Interfaculty Institute of Microbiology and Infection Medicine

RG Ziemert

Translational Genome Mining for Natural Products

The Ziemert lab is interested in the evolution and distribution of bacterial secondary metabolites. These bioactive compounds are especially important in human medicine as the chemical scaffolds are the main templates for new drugs such as antibiotics and anticancer agents. We are a highly interdisciplinary and enthusiastic group at the interface of bioinformatics, molecular and environmental microbiology, and phylogenetics. We are currently developing bioinformatic tools for the discovery of natural products from microbial genomes, elucidating the evolutionary history of their biosynthetic gene clusters and tracing their distribution in the environment.

Microbial Natural Products

Natural products are small bioactive molecules produced by living organisms that have a tremendous impact on drug discovery and human health. Half of all anticancer drugs and 66% of all antibacterial drugs approved over the last 30 years are natural products or natural product derivatives. Of the 12 antibacterial classes, nine are derived from a natural product template. Widely-prescribed antibacterial and chemotherapeutic drugs like erythromycin, streptomycin, penicillin, tetracycline, vancomycin, and doxorubicin all come from Nature and a large part of them from microorganisms. More precisely, 90% of all antibiotics in clinical use are derived from microorganisms. With the ever-increasing rise of multi-resistant bacteria and reemerging infectious diseases we are facing a global health crisis and find ourselves in urgent need for new classes of therapeutic drugs including new antibiotics.

Genome Mining

The revolution of next generation sequencing methods and along with it the enormous amount of publicly available DNA sequences, has now shifted traditional bioactivity guided or chemical screening methods towards genomic based approaches and resulted in a renaissance of natural product research. Mining microbial genomes for their biosynthetic gene clusters revealed the true potential of many organisms to produce natural products. Even well probed genera such as Streptomyces were shown to be able to produce on average 10 times more chemical compounds than have been isolated under laboratory conditions. Moreover, massive whole genome sequencing projects demonstrated that many more species and environments are encoding novel chemical diversity and more compounds are waiting for discovery. Now the challenge is to effectively mine the huge amount of available data, prioritize the most promising gene clusters and develop effective ways to detect and elucidate encoded compounds.

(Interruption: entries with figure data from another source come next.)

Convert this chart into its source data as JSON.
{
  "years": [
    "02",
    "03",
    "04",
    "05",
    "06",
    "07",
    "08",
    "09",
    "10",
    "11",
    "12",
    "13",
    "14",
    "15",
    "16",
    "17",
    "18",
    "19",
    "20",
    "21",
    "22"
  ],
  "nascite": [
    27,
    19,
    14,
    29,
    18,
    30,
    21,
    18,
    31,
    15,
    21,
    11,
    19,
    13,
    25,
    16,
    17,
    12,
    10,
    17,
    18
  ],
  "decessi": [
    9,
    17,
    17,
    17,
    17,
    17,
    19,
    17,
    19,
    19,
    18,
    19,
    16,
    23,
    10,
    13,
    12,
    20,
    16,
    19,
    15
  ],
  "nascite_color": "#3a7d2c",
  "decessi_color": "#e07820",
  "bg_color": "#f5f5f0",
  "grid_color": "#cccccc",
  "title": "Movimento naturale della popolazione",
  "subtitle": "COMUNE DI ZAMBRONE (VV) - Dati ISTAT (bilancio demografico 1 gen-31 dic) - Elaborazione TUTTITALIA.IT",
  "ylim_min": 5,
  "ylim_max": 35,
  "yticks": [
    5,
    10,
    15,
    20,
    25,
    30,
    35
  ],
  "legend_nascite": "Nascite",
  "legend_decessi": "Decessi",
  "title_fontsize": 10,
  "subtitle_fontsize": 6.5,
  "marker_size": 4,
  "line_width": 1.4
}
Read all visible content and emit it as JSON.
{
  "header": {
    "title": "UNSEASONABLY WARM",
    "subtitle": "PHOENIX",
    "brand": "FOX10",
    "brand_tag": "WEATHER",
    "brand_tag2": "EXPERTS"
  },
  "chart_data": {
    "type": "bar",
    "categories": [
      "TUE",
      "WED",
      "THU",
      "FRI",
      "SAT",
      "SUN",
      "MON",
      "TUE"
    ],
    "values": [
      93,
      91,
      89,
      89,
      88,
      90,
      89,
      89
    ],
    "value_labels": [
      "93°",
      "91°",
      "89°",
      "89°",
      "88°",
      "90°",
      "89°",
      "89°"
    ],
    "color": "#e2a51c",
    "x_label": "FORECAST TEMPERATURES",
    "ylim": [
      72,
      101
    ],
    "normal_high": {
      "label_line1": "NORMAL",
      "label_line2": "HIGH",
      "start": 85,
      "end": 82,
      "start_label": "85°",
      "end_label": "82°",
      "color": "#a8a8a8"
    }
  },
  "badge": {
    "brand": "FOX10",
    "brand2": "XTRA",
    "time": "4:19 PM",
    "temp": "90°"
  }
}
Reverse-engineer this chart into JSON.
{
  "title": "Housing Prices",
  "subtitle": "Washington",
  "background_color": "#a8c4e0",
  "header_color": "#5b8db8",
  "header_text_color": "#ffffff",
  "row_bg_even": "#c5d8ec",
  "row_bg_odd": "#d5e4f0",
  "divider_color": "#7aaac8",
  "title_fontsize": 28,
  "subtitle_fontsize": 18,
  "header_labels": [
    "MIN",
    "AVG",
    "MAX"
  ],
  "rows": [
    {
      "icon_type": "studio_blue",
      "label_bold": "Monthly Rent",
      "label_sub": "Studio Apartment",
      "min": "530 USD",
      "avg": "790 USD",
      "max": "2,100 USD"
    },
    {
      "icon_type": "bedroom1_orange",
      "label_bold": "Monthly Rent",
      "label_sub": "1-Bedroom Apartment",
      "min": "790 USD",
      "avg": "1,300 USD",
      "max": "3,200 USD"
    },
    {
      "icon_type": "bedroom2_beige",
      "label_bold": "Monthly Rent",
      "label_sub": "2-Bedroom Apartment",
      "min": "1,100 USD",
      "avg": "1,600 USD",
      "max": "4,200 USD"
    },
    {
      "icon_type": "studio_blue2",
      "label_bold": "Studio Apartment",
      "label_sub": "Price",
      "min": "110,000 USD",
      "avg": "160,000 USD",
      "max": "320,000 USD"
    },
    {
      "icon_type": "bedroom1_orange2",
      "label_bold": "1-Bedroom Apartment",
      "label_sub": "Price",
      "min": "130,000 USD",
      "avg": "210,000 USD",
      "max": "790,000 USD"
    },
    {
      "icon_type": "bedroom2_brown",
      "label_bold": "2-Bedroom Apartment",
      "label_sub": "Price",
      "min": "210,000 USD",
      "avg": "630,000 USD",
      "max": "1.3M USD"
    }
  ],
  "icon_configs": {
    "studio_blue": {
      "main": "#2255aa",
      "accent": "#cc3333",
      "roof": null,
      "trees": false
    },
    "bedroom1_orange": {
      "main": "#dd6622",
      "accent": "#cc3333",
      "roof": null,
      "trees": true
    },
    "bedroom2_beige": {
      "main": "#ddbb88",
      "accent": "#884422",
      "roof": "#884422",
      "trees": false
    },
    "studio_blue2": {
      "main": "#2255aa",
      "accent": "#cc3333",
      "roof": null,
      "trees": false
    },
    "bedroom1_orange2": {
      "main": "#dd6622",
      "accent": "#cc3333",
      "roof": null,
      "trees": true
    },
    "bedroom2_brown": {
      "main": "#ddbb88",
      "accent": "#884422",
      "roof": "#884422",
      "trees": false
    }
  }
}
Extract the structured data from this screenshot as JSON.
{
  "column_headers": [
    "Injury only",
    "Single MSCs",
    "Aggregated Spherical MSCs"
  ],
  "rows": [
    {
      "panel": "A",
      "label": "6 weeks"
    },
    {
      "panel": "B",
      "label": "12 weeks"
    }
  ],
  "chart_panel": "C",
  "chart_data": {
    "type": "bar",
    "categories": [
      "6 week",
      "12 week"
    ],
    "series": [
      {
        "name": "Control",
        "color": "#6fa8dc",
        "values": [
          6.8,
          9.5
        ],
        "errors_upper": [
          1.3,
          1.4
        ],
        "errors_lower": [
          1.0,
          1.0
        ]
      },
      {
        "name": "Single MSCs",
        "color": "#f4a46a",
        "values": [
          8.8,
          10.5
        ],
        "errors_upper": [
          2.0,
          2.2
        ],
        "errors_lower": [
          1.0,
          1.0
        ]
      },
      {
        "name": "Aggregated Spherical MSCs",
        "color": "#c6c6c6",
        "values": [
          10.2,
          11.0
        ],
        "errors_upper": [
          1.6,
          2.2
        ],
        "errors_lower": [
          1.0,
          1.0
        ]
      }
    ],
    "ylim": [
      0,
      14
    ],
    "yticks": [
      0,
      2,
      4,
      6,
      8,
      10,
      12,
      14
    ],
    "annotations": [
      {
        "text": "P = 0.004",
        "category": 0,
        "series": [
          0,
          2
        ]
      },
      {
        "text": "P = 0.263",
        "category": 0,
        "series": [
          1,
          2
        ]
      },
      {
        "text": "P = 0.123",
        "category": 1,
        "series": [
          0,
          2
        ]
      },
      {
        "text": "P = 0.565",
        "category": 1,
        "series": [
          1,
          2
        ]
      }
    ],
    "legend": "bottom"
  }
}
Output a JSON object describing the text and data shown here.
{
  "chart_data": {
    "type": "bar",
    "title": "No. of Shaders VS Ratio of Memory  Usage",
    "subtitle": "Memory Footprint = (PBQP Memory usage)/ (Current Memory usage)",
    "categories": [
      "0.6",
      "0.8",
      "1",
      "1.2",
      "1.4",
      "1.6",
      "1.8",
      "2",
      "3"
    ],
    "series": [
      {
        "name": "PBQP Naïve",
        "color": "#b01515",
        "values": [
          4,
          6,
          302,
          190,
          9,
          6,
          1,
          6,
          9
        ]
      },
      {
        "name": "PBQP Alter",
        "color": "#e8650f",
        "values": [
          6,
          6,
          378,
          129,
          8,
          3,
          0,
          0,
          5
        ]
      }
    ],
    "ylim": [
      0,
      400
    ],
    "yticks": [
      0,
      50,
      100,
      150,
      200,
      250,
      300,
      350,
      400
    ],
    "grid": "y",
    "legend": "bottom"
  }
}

Natural Products in the Environment

Natural products are often produced as secondary metabolites by plants, fungi and bacteria. Secondary metabolites are specialized compounds that are distinguished from primary metabolites because they are not directly involved in cell growth or reproduction, are usually taxonomically restricted, and have specialized but nonetheless important functions including signaling, nutrient acquisition and defense. For the vast majority of bacterial natural products known so far it is not known why and when they are produced in the environment. However, the examples that are known, prove that natural products are important compounds that bacteria use to sense and respond to their environment and that their exact ecological functions are as diverse as their chemical structures.

Evolution of biosynthetic gene clusters and their producers

Natural products are results of millions of years of evolution that shaped and refined biosynthetic processes. Studying the evolutionary processes that shaped biosynthetic gene clusters as they can be seen today, we are able to support drug discovery on various levels:
I) identification of promising producer organisms, II) prediction of molecular (sub-) structures based on their genetic code, and III) synthetic biology for designing new and optimizing known compounds.

Our Focus

The Ziemert lab is using various genome mining techniques to detect and identify natural product gene clusters in bacteria and environments. Hereby we are not only interested in finding new bioactive molecules for drug discovery, but also aim to elucidate when and by whom are these molecules produced, how are they vertically and horizontally transferred and how exactly is this huge chemical diversity evolving in nature. We are focusing on developing more effective and targeted genome mining approaches and develop bioinformatic webtools for the natural product community.